Sunday, March 21, 2010

35 Weeks



























Jon pointed out this lovely resemblance this morning. He said it looks like I swallowed a toilet. I think he was a great poet in a former life.



How Far Along?: 35 weeks Wednesday



Total Weight Gain: 42 lbs.



Best Moment of the Week: Enjoying the easy life. This was my first week off work, so I got a facial, reread To Kill A Mockingbird, and had lunch with friends. Turns out not working while not having kids is awesome.



Movement: They're still squirming around in there. Although, one night before falling asleep, one of the babies kicked me so hard in the hip that I literally fell out of bed. Jon said it was cool looking.



Bellybutton: Like it never existed.




What I Miss: Everything about not being pregnant. Props to you if you're one of those touchy-feely types who just loves feeling the burgeoning life inside you, but I am not. While I am ridiculously exited about the girls coming, I like feeling of the season's first margarita inside me or a new pair of skinny jeans around me.



What I Am Looking Forward To: I get the Group Strep B test this week at the ObGyn's, which apparently involves swabbing my butt. I haven't seen that much action in two trimesters.



Weekly Wisdom: Non-pregnancy related . . . I went and saw Remember Me because I will do anything for Robert Pattinson. My advice to you--leave before the last five minutes. Really dumb ending.



Milestones: Since the babies have reached 35 weeks, their chances of having to stay in the NICU become very low. That is such a relief.




And, in case you need a little perspective. Here's me at 35 weeks and at 14 weeks. I thought I was so big. That deserves an eye roll.









Thursday, March 11, 2010

Sunday, March 7, 2010

33 Weeks

How Far Along?: 33 Weeks

Total Weight Gain: 35 lbs.

Best Moment of the Week: Realizing that this is my last week of work!

Movement: They are big enough now that if they kick in the right place, it moves my entire body. They're pretty pumped about kicking me as hard as they can in my hip bones. All I have to say is payback's a B. Just kidding.

Bellybutton: . . . is ruining my life. Last week my bellybutton decided to go rogue and try to tear its way out of my skin. At least that's how I'm explaining the stretchmarks all over the place (see above picture).


What I Miss: Not being able to blend in. People are compelled to talk to me when they see my stomach. I'm the kind of person who would prefer to sit through an hour long haircut in complete silence. It's not because I'm shy; it's really just because I'm not friendly. I think I was meant to be born in some cold, uptight northern big city where there is no obligation to make small talk with every random Joe that you'll never see again. So, this pregnancy thing is throwing that whole thing way out of whack. And it's really cute/fun answering 50 comments a day like "Watch out--there's probably not any food left in the cafeteria now" after I leave. HYSTERICAL.

What I'm Looking Forward To: Being normal sized again. I know I'm harping on this, but I'm to the point where there is nothing cute left about my pregnancy, and I really want my old body back.

Weekly Wisdom: I've got nothing. I feel like I lose any pregnancy wisdom credibility after you see the attached picture of my stomach. I'm clearly doing something wrong.

Milestone: Friday is my last day to work for the indefinite future. While I'm looking forward to this for now, seeing as how I can hardly walk, I'm scared too. Change is always scary, and I really love my job and the people I work with. I just keep telling myself that if I don't like staying home, I can always go back.

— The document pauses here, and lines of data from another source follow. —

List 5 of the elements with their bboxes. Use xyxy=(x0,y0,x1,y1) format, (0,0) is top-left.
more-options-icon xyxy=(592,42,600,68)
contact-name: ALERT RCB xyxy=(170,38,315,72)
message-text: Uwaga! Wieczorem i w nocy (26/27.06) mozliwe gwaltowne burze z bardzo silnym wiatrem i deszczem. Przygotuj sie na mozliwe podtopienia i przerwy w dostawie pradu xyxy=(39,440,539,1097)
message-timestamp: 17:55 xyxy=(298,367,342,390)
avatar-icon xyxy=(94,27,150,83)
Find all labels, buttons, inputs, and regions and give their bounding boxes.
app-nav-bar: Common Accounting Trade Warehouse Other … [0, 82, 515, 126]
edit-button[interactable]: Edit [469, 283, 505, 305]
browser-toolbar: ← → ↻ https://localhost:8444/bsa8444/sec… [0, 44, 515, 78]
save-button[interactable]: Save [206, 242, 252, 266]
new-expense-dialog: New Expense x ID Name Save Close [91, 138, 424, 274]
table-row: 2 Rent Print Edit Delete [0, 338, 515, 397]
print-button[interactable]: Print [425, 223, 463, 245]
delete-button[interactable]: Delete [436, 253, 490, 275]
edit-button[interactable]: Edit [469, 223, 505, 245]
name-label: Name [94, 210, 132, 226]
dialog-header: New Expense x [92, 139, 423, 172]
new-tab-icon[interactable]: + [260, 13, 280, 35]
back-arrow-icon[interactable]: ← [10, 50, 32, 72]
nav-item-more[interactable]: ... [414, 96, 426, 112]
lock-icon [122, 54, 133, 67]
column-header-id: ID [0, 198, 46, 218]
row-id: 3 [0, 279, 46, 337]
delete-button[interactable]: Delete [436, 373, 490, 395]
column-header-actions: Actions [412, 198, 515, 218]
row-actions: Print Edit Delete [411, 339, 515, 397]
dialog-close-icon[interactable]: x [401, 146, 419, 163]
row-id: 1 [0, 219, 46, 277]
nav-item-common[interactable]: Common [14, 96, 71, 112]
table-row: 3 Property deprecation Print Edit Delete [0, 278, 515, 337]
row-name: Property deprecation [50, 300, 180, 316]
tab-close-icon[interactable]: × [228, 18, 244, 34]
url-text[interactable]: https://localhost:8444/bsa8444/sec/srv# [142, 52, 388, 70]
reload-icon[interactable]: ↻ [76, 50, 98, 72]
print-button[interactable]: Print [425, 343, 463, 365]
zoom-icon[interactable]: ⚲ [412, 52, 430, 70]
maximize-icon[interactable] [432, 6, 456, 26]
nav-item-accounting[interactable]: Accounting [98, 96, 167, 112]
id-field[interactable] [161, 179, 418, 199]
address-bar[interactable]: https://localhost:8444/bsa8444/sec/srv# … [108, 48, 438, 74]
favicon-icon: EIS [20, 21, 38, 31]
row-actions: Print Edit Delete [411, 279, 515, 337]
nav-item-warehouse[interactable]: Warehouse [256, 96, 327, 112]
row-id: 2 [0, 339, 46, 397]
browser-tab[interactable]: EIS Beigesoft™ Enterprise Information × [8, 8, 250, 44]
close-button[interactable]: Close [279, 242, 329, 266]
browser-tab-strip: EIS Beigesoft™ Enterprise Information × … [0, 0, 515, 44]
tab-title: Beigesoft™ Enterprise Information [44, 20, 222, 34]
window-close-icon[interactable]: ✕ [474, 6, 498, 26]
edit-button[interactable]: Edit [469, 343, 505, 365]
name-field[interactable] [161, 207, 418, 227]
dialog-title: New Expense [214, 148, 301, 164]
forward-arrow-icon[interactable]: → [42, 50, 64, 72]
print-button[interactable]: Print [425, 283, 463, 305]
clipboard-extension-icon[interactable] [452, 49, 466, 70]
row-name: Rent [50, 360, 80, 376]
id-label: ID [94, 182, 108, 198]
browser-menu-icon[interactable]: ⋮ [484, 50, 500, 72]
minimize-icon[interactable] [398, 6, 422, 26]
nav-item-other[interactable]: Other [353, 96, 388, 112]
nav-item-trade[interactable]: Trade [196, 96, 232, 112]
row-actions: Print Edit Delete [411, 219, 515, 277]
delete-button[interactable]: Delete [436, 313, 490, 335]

I think the only thing to do will be to overdose on pedicures and trashy daytime TV until the transition's over.

Monday, March 1, 2010

Molested at the Donut Store

That title is no lie. This morning I stopped by a new donut store to pick up a few kolaches (don' t get me started--I live for kolaches). Two Asian ladies were working behind the counter. The older lady started by asking the typical pregnancy questions: When are you due? What are you having? etc. When I told them I was having twins that's when the shiz hit the fan.

Said older lady came from around the donut counter, walked behind me, and wrapped her arms around my waist to feel my stomach. I was standing in a donut store being spooned by an older Asian lady. Then after intimately caressing my stomach for a weirdly long time and speaking in another language, so I really don't know what the hell is going on, she patted my back and butt and told me that she approved of the amount of weight I've gained. SERIOUSLY. Thank God the donut store lady, with all of her vast knowledge of obstetrics, approves of my current weight.

The weirdest part was that I just stood there while being groped at 7:45 am in a donut store. No reaction. That is not how I would have foreseen that situation playing out in my mind.